New Hampshire Insurance Commissioner Roger Sevigny, vice president of the NAIC, Kansas City, Mo., described a strategy for preventing that outcome here at a policyholder advisor conference presented by Anderson Kill & Olick P.C., New York.

The producer regulation issue is surfacing because the Gramm-Leach-Bliley Financial Services Modernization Act of 1999 required states to establish uniform producer licensing requirements or else cede responsibility for producer regulation to a new National Association of Registered Agents and Brokers.

The states met the act requirements well enough to avoid triggering the creation of NARAB, but now some industry groups say states have diverged from uniformity enough to fall out of compliance with the act, Sevigny said.

The NAIC is preparing to discuss a proposal next week, at the NAIC fall meeting in Washington, that would make sure that states continue to maintain uniform producer licensing standards, Sevigny said.
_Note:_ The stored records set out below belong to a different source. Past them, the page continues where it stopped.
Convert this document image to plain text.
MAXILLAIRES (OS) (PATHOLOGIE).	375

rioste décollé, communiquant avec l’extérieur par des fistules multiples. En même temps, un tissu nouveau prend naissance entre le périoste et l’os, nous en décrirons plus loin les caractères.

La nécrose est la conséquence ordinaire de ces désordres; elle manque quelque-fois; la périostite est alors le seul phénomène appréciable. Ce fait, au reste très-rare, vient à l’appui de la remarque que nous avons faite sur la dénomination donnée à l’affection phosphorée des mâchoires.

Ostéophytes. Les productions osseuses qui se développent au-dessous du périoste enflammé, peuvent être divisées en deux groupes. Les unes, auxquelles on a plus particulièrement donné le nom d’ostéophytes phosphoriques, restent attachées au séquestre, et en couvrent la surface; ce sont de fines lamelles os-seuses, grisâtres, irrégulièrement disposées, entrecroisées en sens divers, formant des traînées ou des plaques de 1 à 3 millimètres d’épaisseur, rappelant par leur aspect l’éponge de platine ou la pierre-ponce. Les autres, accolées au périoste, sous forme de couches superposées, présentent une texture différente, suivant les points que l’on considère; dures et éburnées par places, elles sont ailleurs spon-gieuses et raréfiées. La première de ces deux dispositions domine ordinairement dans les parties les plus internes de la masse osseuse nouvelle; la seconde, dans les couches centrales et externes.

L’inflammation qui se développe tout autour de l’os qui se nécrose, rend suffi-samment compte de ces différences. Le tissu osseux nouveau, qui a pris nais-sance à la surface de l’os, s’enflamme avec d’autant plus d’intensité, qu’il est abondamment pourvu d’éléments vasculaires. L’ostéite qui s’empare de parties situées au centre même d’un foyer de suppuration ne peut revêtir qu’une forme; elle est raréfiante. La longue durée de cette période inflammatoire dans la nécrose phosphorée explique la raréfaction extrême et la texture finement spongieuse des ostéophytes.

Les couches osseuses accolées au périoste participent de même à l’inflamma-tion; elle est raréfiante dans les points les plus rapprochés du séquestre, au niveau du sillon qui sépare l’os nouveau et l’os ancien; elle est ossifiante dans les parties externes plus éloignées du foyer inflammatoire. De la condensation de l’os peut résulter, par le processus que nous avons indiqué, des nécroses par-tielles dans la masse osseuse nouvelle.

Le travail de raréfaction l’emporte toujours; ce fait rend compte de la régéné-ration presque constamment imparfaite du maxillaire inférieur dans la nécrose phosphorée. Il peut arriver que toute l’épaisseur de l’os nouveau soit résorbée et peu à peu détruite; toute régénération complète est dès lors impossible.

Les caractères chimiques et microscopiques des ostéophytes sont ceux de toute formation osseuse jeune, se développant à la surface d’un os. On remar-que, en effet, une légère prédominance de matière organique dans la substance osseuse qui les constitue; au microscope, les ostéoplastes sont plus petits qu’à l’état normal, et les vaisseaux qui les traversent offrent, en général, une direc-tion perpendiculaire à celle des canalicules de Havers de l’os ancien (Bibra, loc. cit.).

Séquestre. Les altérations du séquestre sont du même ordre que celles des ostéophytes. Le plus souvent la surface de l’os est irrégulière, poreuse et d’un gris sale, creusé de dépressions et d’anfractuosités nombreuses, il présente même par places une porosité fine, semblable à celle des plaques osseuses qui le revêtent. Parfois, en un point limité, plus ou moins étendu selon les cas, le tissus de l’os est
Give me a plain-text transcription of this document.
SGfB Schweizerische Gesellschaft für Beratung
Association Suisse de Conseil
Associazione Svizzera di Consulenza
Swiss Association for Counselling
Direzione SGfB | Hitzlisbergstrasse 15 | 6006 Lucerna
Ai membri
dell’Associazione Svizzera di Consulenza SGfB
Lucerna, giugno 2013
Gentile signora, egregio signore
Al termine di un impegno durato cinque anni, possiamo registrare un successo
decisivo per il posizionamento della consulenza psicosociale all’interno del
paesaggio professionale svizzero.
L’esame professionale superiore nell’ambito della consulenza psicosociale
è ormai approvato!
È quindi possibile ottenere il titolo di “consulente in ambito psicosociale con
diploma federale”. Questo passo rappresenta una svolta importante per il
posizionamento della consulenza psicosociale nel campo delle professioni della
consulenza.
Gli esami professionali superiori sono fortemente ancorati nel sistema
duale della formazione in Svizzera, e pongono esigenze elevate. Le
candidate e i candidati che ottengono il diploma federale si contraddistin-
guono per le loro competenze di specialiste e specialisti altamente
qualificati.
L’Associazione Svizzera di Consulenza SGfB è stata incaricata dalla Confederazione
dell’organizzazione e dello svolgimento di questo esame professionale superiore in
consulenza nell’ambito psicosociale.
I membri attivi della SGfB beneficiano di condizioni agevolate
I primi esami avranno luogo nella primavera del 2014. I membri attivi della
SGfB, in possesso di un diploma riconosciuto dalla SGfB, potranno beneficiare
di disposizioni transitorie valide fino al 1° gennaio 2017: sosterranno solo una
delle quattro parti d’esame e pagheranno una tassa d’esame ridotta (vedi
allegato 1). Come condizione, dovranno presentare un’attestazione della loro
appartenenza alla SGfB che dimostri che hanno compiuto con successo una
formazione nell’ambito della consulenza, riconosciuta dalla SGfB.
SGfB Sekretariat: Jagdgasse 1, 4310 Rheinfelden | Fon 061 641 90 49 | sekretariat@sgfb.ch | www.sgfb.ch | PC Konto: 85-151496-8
Regulators would get industry group ideas about standards that ought to be included in the review, then visit states to clear up minor discrepancies on the spot.

In some cases, states might need to pass legislation to clear up more significant producer licensing differences, and the recent friction between insurance regulators and lawmakers could make that problematic, Sevigny said.

But Sevigny said regulators want strong, uniform oversight of producers.

“We want that collaboration,” Sevigny said. “We don’t want to see what happened in New York, with what [former New York Attorney General Eliot] Spitzer’s investigation uncovered.”

Speaking generally about proposals to let insurers choose between state and federal regulation, Sevigny suggested that efforts to create an optional federal charter system could lead to the federal government sharing some of the premium tax revenue that now goes to state governments.